Amanheceu sábado, estava difícil levantar, o meu corpo pesava, ele ainda estava no fuso do Brasil, era 1:00h da madrugada no meu corpo. Mas, assim mesmo levantamos Almeida e eu, ele tomou banho. Eu, honrei as raízes ibéricas. Banho? Nem suei de noite… A gente combinou que o programado dai seria New Market pela manhã, Casa de Mother Tereza pós almoço e Victoria Memorial pelo fim da tarde. Ah! Café esquece. Não vi café de verdade ainda por aqui, só solúvel. O que escrevi lá encima foi uma imagem. Tem água, sucos, chá verde, outros chás de ervas frescas, Xai e todos os chás pretos ingleses. Suco de laranja, ovos mexidos e chapati(Plain Roti) foi nosso café. Servido E observado pelo quatro cozinheiros. A cada mexida de cabeça minha, ouvia um - ‘Yes Sir’ e um movimento em minha direção. E eu pensava: caramba, que situação. Acabou o café e decidi: ‘Almeida, vai indo pro New Market que e tenho que escrever meu diário, mais tarde te encontro lá. Sorrisão, lá foi Almeida.

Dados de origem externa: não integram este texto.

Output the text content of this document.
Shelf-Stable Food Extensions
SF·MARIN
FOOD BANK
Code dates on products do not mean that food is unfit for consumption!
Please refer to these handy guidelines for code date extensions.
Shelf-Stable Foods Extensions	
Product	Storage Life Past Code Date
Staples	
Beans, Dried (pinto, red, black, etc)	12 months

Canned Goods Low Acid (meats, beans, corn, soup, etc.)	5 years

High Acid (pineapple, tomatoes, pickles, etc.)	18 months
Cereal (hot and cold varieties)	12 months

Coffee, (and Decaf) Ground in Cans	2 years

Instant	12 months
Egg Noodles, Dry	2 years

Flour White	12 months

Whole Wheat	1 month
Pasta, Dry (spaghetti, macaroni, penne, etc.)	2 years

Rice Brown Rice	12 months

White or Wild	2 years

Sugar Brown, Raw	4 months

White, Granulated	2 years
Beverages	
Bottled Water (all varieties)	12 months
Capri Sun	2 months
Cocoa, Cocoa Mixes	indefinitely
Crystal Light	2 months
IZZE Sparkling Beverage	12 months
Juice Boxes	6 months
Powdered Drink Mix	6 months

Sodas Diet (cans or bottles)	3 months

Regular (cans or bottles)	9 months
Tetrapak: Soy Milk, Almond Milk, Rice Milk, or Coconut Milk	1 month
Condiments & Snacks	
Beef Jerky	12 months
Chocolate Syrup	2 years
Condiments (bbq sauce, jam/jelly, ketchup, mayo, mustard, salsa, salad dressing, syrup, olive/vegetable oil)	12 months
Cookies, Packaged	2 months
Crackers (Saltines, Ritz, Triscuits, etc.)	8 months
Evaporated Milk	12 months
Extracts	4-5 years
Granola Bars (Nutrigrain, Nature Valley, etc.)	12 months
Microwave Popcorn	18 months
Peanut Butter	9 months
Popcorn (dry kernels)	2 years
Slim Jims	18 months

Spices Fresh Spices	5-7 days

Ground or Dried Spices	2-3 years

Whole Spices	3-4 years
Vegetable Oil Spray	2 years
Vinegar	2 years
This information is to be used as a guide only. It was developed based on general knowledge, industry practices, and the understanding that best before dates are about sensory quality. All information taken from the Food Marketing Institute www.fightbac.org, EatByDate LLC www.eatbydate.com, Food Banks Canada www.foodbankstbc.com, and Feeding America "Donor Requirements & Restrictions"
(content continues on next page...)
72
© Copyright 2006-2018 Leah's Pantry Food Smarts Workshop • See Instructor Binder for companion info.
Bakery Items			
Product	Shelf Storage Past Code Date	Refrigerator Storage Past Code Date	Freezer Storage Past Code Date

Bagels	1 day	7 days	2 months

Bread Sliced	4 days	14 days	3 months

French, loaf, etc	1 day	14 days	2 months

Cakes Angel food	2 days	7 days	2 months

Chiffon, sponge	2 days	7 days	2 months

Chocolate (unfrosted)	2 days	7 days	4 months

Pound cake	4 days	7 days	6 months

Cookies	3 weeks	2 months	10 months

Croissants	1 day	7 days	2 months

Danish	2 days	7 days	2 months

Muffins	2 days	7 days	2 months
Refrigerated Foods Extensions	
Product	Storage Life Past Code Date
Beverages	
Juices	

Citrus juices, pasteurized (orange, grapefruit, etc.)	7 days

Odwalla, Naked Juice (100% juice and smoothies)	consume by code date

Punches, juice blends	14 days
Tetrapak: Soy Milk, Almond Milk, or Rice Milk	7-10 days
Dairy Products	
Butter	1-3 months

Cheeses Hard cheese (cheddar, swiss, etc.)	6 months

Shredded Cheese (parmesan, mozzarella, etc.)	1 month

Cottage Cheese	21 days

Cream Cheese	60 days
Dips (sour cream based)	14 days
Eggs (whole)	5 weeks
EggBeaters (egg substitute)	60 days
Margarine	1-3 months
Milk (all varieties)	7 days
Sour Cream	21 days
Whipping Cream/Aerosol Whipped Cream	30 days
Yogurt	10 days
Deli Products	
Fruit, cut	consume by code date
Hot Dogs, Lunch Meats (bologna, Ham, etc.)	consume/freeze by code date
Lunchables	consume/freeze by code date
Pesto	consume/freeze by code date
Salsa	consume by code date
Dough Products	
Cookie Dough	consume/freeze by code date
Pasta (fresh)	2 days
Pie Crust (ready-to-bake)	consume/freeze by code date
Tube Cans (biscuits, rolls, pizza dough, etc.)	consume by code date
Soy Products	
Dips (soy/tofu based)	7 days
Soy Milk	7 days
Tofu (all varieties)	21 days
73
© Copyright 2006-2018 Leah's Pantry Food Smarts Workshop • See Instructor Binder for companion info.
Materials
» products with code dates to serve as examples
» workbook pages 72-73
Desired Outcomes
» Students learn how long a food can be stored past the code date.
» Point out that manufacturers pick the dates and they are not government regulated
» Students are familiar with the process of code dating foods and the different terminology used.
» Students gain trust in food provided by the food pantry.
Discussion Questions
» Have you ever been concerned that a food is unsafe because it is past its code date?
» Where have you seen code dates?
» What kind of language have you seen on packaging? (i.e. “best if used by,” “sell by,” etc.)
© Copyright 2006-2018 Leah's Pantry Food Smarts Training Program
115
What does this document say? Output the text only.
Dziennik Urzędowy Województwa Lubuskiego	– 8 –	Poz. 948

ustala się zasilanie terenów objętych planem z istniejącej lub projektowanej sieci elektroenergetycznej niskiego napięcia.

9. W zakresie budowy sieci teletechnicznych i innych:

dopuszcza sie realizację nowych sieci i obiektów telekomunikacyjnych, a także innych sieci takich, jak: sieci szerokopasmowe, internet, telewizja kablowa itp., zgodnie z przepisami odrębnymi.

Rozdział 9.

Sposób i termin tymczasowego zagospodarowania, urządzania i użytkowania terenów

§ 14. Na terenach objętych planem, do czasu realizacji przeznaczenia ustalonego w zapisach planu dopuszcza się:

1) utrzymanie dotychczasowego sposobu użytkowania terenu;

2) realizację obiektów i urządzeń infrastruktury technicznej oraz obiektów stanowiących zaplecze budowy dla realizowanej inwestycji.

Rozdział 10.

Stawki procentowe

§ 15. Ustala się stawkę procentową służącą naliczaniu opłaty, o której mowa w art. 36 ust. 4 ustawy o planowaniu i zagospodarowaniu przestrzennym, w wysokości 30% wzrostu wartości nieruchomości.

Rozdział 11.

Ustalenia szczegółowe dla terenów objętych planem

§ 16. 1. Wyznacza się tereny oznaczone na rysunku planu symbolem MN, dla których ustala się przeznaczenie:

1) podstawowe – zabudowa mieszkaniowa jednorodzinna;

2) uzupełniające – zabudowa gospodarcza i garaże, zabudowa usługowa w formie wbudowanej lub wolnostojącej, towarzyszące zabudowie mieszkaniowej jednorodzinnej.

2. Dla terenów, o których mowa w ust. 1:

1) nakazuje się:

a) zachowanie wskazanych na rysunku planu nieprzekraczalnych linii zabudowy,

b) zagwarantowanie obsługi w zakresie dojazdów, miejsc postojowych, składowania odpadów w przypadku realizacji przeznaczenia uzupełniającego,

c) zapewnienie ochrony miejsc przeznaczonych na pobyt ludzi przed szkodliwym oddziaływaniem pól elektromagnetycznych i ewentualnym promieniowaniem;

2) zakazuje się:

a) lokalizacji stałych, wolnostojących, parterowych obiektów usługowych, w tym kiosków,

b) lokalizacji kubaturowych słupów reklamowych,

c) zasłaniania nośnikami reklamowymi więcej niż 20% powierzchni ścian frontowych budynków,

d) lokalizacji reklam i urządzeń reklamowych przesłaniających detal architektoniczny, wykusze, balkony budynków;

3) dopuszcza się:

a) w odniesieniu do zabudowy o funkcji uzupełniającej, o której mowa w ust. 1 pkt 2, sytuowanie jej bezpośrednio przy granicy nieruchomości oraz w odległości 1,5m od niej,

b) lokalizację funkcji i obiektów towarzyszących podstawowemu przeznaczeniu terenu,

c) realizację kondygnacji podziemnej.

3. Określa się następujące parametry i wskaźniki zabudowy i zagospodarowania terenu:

“A entrega à sua vivência muçulmana teria como 1o cenário o New Market, que era uma mistura de fedor e cor, um cenário paradoxal, onde ruínas de grandes galpões de ferro contorcido eram usadas como suporte de tendas onde se vendia de tudo. À esquerda disso várias portas que davam para labirintos semi iluminados com dezenas de pequenas lojas com Saris, objetos de cobre e estanho; malas(espécie de 'terço' budista), animais os mais diversos, sobretudo frangos e cabritos, molhados da chuva e excretando abundantemente. Marcaram encontro na entrada principal desse labirinto. Lá estavam ele e seu colega de trabalho aguardando a chegada da terceira pessoa. O colega de trabalho não fazia idéia do que se passava(…?). Ele havia dito que se encontrariam com um parente de amigos indianos de amigos brasileiros. Cai uma chuva forte, as pessoas não se alarmam e seguem buscando abrigo. Em 10 minutos o sol abre e o vapor dobra a sensação térmica. Logo Abdul, um senhor de bata branca, chapéu muçulmano, bem magro, sai do breu de um dos longos corredores do mercado, se aproxima e os assume como seus. Não havia o que pudessem fazer pra se livrar de Abdul, ele era um condutor de potenciais compradores para lojas específicas dentro do labirinto modorrento. Abdul é a resiliência encarnada, cede, concorda e reaparece no mesmo lugar. Teve uma idéia, pediu a Abdul que ligasse para o contato do aplicativo, ao que Abdul prontamente atendeu, entendendo assim que havia sido aceito com ‘guia’ dos brancos. Do outro lado uma voz. Já estava chegando. Ah! Aquela sensação."